Spiros Papageorgiou: We are also engaging local educators in different countries for this kind of research. We should note that alignment in the United States typically means content alignment, while it can mean both content alignment and score mapping in Europe. In a recent project, we explored how the content of TOEFL Junior aligns with English as a Foreign Language (EFL) curriculum in Berlin, Germany. Such alignment work is similar to score mapping in that it focuses on how useful a test is to teachers, students and decision makers. In other words, a language test is more likely to be beneficial if its content is relevant to what is taught in the classroom. We also make our technical reports freely available so that all stakeholders are informed about the results.
What challenges have you faced in doing this research and sharing the results?
Ching-Ni Hsieh: One of the main challenges for us researchers is to implement a systematic and carefully facilitated standard-setting workshop to ensure the quality and meaningfulness of the outcomes. There is no objectively "correct cut score," since the standard setting behind the score mapping is based on expert judgment. The lack of a correct cut score places a significant burden on the researcher who designs and implements the workshop. Even if two researchers implement the same standard-setting method for their score-mapping study, there may still be variations in the implementation and approaches to defining the "just qualified candidate," how and what data they used and what facilitation they provided.
Spiros Papageorgiou: When we map scores from different tests to the same external proficiency levels, there is a risk that some score users may assume that the tests are similar in terms of content or difficulty, or both, and that it doesn't matter which test you are using as long as they are mapped onto the same external proficiency levels. Most of the time, such similarities couldn't be further from the truth. Take two EFL tests as an example, one designed for young learners in middle schools and one intended for adults at the workplace. Both tests could be covering different aspects of the language proficiency expected at the same language proficiency level — for example, CEFR Level B1. However, the contents of these tests are different on purpose, since one is designed for middle school students and the other is for adults in the workplace. Therefore, the scores cannot be interpreted as if they reflect exactly the same aspects of the B1 level.

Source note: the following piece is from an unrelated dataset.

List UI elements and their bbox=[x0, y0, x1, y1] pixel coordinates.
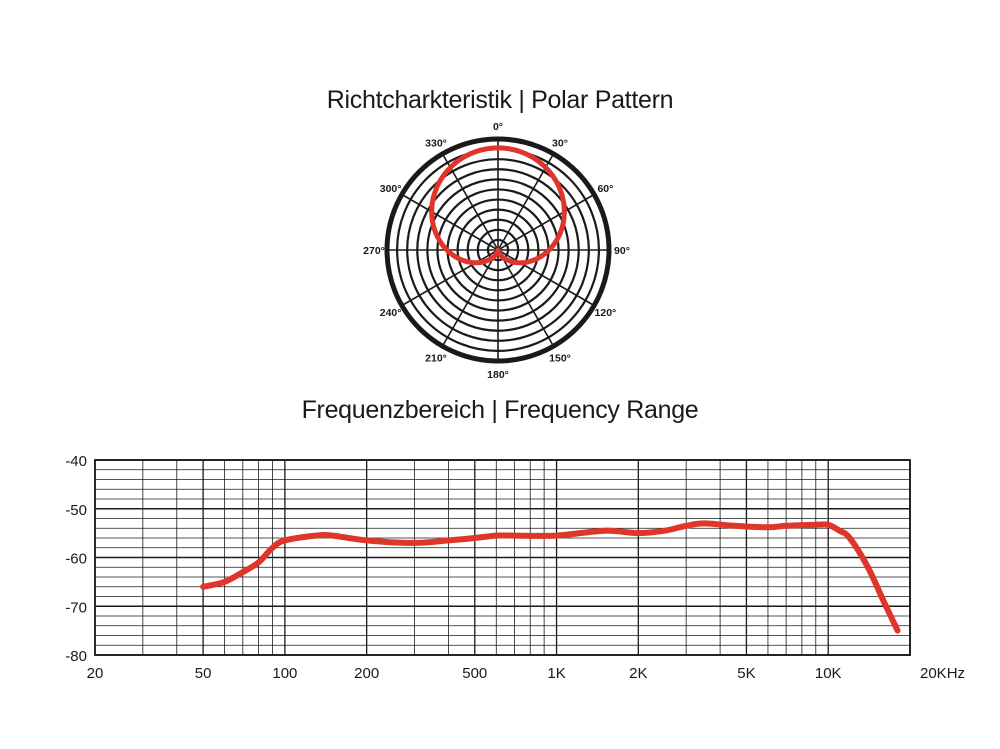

A second challenge is that score users may take the score-mapping studies as evidence of the validity of the test scores — but that is not always the case. If a language test is of questionable technical quality and it lacks enough evidence for the validity of its scores, then any attempt to conduct score mapping is a "wasted enterprise," according to the Council of Europe's score-mapping Manual. It is therefore critical that we explain to all stakeholders that although score mapping can facilitate score interpretation, it does not prove that the test scores are valid.
Ching-Ni Hsieh,Veronika Laughlin, Spiros Papageorgiou and Richard J. Tannenbaum work in ETS's Research & Development division. Hsieh and Laughlin are research scientists and Papageorgiou is a managing senior research scientist at the English Language Learning and Assessment (ELLA) Center. Tannenbaum is a general manager in R&D.